Five years have gone by since Dam Christensen published his study, and I’m curious: how have things progressed since then? While the whole perspective may seem a bit passé in 2019, where so many of us are sick to death of the mania for dividing everything into matters of “men” versus “women” – to say nothing of those who reject gender-binary categories altogether – we still see an inequality that is not only quite factual, but is also the approach used as the basis of previous studies. So for the sake of comparison, it makes sense to retain this perspective.

Just as Hans Dam Christensen did, we have counted the number of solo shows presented at the three major museums singled out in the 2014 article – ARoS, Louisiana, and the National Gallery of Denmark – this time focusing on 2013–2019. Note that we have only included exhibitions on visual arts, not architecture. If an exhibition was created by a duo featuring both genders, that exhibition was not included at all, meaning that it hasn’t counted towards the total score of men or women. The inventory was taken on the basis of information appearing on the institutions’ own websites.

Our study shows that during 2013–2019, ARoS presented 34 solo exhibitions, 10 of which featured women, resulting in a relative share of 29/71 per cent (during 2005–2012 the figure was 16/84). Louisiana presented 16 solo shows with women and 25 with men, resulting in a ratio of 39/61 per cent (the corresponding figures for the first period were 24/76).

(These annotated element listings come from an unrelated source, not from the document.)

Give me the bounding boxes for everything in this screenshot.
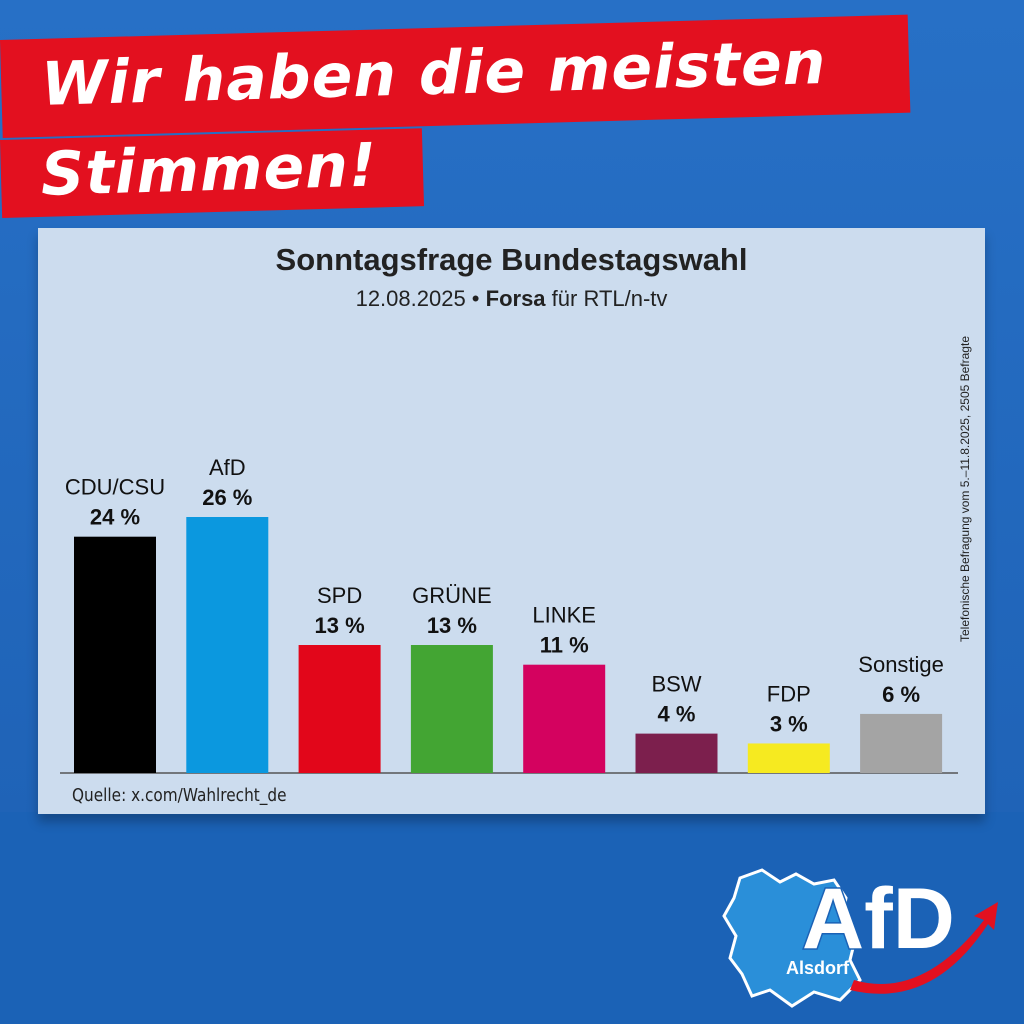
value-label: 6 %: [882, 682, 920, 707]
value-label: 26 %: [202, 485, 252, 510]
category-label: Sonstige: [858, 652, 944, 677]
chart-title: Sonntagsfrage Bundestagswahl: [275, 242, 748, 277]
bar-spd: [298, 645, 381, 773]
logo-brand: AfD: [802, 871, 955, 967]
bar-cdu-csu: [74, 536, 156, 773]
bar-afd: [186, 517, 269, 773]
category-label: SPD: [317, 583, 362, 608]
value-label: 13 %: [427, 613, 477, 638]
subtitle-date: 12.08.2025 •: [355, 286, 480, 311]
category-label: LINKE: [532, 603, 596, 628]
logo-graphic: AfD Alsdorf: [722, 868, 998, 1008]
bar-linke: [523, 664, 606, 773]
source-note: Quelle: x.com/Wahlrecht_de: [72, 785, 287, 806]
bar-fdp: [747, 743, 830, 773]
category-label: AfD: [209, 455, 246, 480]
value-label: 24 %: [90, 505, 140, 530]
bar-chart-svg: 24 % CDU/CSU 26 % AfD 13 % SPD 13 % GRÜNE 11 % LI…: [60, 455, 958, 774]
bar-grüne: [410, 645, 493, 773]
value-label: 13 %: [315, 613, 365, 638]
bar-bsw: [635, 733, 718, 773]
headline-line-1: Wir haben die meisten: [40, 27, 828, 120]
category-label: BSW: [651, 672, 701, 697]
value-label: 3 %: [770, 711, 808, 736]
category-label: GRÜNE: [412, 583, 491, 608]
bar-sonstige: [860, 713, 943, 773]
value-label: 11 %: [540, 633, 589, 658]
subtitle-pollster: Forsa: [485, 286, 546, 311]
poll-chart: Sonntagsfrage Bundestagswahl 12.08.2025 …: [38, 228, 985, 814]
subtitle-rest: für RTL/n-tv: [551, 286, 668, 311]
swoosh-arrow: [850, 902, 998, 994]
headline-banner-line-2: Stimmen!: [0, 128, 425, 218]
category-label: FDP: [767, 681, 811, 706]
value-label: 4 %: [658, 702, 696, 727]
afd-alsdorf-logo: AfD Alsdorf: [722, 840, 1012, 1016]
survey-note: Telefonische Befragung vom 5.–11.8.2025,…: [958, 336, 972, 642]
headline-line-2: Stimmen!: [40, 130, 379, 210]
chart-subtitle: 12.08.2025 • Forsa für RTL/n-tv: [38, 286, 985, 312]
category-label: CDU/CSU: [65, 475, 165, 500]
logo-location: Alsdorf: [786, 958, 850, 978]
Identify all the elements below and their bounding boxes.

At the National Gallery of Denmark, the figures come to 9 women and 17 men, corresponding to 35/65 per cent (first period: 14/86 per cent).

As unscientific as this count may be, we can conclude that although gender representation remains slanted in favour of the men, things have improved considerably at all three museums. We should also note that there is little difference between the two ‘most equal’ museums, Louisiana and the National Gallery of Denmark, even though the former is a museum of modern art, while the latter is charged with covering seven hundred years of cultural heritage.

Of course, it would be interesting to see figures on the three museums’ recent acquisitions; those figures are particularly important because they say a lot about whether women artists are even given the opportunity to have long-lasting lives as artists with solid and sustained careers.

Hopefully, we will learn more soon: this week, the Association of Danish Museums (ODM) will publish the results of a survey conducted among the museums this fall. For example, it will provide figures on the number of women artists presented at the museums, and how many works by women artists they have bought over the last fifteen years.